Centre for Evidence-Based Intervention, Department of Social Policy and Intervention, University of Oxford, UK; Research Department of Clinical, Educational and Health Psychology, University College London, UK.
Centre for Evidence-Based Intervention, Department of Social Policy and Intervention, University of Oxford, UK; Foundations What Works Centre for Children & Families, London, UK.
J Affect Disord. 2024 Apr 1;350:955-973. doi: 10.1016/j.jad.2023.12.080. Epub 2024 Jan 9.
Co-design is recommended in mental health fields and has been associated with improved intervention efficacy. Despite its growing popularity, syntheses of evidence on the effectiveness of co-designed interventions are scarce, and little is known about their impact on anxiety and depression.
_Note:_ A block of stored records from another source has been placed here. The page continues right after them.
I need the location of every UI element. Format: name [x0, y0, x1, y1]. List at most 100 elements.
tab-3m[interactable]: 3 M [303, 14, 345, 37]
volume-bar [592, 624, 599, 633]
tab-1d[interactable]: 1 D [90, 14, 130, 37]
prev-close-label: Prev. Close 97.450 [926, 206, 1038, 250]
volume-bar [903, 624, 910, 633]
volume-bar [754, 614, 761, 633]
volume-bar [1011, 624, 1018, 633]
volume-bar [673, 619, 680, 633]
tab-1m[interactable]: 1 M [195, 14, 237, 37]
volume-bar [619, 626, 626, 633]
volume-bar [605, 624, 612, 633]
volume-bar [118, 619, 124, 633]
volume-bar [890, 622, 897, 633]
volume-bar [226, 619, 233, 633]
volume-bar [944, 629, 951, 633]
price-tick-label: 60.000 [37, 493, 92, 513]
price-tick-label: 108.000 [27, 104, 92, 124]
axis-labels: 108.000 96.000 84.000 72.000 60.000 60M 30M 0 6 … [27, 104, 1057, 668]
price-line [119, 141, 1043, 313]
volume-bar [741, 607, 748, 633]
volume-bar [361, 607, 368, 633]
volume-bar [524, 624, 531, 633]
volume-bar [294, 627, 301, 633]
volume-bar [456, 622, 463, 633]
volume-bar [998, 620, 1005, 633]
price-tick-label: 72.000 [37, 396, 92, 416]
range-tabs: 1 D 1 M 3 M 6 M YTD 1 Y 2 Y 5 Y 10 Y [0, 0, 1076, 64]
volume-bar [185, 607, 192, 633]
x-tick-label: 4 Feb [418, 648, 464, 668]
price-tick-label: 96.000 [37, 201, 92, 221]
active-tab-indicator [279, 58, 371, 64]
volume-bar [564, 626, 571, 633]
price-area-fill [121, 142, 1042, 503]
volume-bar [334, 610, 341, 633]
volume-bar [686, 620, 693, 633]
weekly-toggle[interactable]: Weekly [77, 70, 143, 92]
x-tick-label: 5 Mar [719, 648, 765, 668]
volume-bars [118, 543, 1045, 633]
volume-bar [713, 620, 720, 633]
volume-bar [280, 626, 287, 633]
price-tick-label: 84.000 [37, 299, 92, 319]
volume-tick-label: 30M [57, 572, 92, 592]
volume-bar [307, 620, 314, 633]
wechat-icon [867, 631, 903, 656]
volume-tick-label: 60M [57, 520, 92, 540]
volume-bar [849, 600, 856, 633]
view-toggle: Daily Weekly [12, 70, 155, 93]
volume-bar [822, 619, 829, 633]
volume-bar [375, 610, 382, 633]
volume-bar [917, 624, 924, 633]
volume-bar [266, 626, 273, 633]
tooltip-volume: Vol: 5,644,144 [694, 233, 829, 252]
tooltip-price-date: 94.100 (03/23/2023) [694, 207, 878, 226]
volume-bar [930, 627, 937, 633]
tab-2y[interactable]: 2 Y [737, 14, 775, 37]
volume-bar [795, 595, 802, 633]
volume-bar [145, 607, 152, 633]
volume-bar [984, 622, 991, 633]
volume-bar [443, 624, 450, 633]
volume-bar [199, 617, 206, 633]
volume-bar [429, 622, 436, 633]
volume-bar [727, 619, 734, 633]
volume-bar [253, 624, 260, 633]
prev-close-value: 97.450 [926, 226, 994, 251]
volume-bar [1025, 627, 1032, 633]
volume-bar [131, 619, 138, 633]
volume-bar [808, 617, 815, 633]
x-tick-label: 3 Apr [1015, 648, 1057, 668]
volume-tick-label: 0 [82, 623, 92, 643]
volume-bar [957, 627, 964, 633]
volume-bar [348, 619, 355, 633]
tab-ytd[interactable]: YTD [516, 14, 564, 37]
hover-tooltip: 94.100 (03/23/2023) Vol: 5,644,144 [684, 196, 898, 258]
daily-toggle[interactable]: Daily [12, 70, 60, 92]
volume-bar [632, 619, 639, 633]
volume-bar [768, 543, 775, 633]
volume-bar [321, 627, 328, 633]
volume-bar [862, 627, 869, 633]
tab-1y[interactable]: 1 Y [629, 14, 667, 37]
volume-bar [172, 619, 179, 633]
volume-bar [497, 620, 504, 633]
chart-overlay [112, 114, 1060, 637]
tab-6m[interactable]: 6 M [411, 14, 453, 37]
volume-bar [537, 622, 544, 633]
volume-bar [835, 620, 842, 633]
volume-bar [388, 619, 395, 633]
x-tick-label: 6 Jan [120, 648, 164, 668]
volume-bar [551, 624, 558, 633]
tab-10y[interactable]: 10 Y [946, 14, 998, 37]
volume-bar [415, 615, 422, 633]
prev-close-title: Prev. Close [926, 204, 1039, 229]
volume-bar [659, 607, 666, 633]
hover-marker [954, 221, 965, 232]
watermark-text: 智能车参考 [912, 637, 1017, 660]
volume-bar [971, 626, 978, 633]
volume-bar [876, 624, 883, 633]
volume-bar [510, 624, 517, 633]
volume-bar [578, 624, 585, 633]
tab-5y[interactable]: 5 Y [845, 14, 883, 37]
The purpose of this systematic review and meta-analysis was to consolidate evidence on the effectiveness of in-person, co-designed mental health interventions for reducing anxiety and depression symptoms. An exhaustive search was conducted across six electronic databases (PubMed, PsycINFO, Embase, CINAHL, CENTRAL, and ProQuest) and grey literature. Criteria for inclusion comprised studies utilizing randomized or quasi-randomized methods, implementing non-digital/in-person, co-designed interventions for mental health enhancement, and assessing anxiety and/or depression. Intervention impacts were evaluated using random-effects meta-analyses.
The review identified 20 studies, with only three using the term 'co-design'. Other terminologies included 'co-developed' (n = 2), 'co-produced' (n = 2), and 'CBPR' (n = 11). Seventeen studies exhibited moderate risk of bias, while three demonstrated high risk. Meta-analyses demonstrated a moderate non-significant effect size of 0.5 (95 % CI: -0.8, 1.08; p = 0.08) on depression outcomes, and a small non-significant effect size of 0.12 (95 % CI: -0.1, 0.33; p = 0.23) on anxiety outcomes.
The majority of studies lacked sufficient statistical power to detect between-group differences. Following GRADE criteria, confidence in estimates was low.
Notwithstanding widespread enthusiasm for co-design, the current evidence base is inadequate to confirm the impact of in-person, co-designed mental health interventions on anxiety and depression. More full-scale evaluation trials of higher quality are urgently needed, along with uniform terminology and measurement.
共同设计在心理健康领域受到推荐,并与干预效果的提高有关。尽管它越来越受欢迎,但关于共同设计干预措施有效性的综合证据仍然很少,并且对于它们对焦虑和抑郁的影响知之甚少。
本系统评价和荟萃分析的目的是整合关于面对面、共同设计的心理健康干预措施降低焦虑和抑郁症状的有效性证据。我们在六个电子数据库(PubMed、PsycINFO、Embase、CINAHL、CENTRAL 和 ProQuest)和灰色文献中进行了全面搜索。纳入标准包括使用随机或准随机方法的研究、实施非数字/面对面、共同设计的心理健康增强干预措施以及评估焦虑和/或抑郁的研究。使用随机效应荟萃分析评估干预影响。
该综述确定了 20 项研究,其中只有 3 项使用了“共同设计”一词。其他术语包括“共同开发”(n=2)、“共同制作”(n=2)和“CBPR”(n=11)。17 项研究存在中度偏倚风险,3 项研究存在高度偏倚风险。荟萃分析显示,抑郁结果的中等非显著效应大小为 0.5(95%CI:-0.8,1.08;p=0.08),焦虑结果的小非显著效应大小为 0.12(95%CI:-0.1,0.33;p=0.23)。
大多数研究缺乏足够的统计能力来检测组间差异。根据 GRADE 标准,估计的置信度较低。
尽管对共同设计普遍充满热情,但目前的证据基础不足以确认面对面、共同设计的心理健康干预措施对焦虑和抑郁的影响。迫切需要更多高质量的全面评估试验,以及统一的术语和测量方法。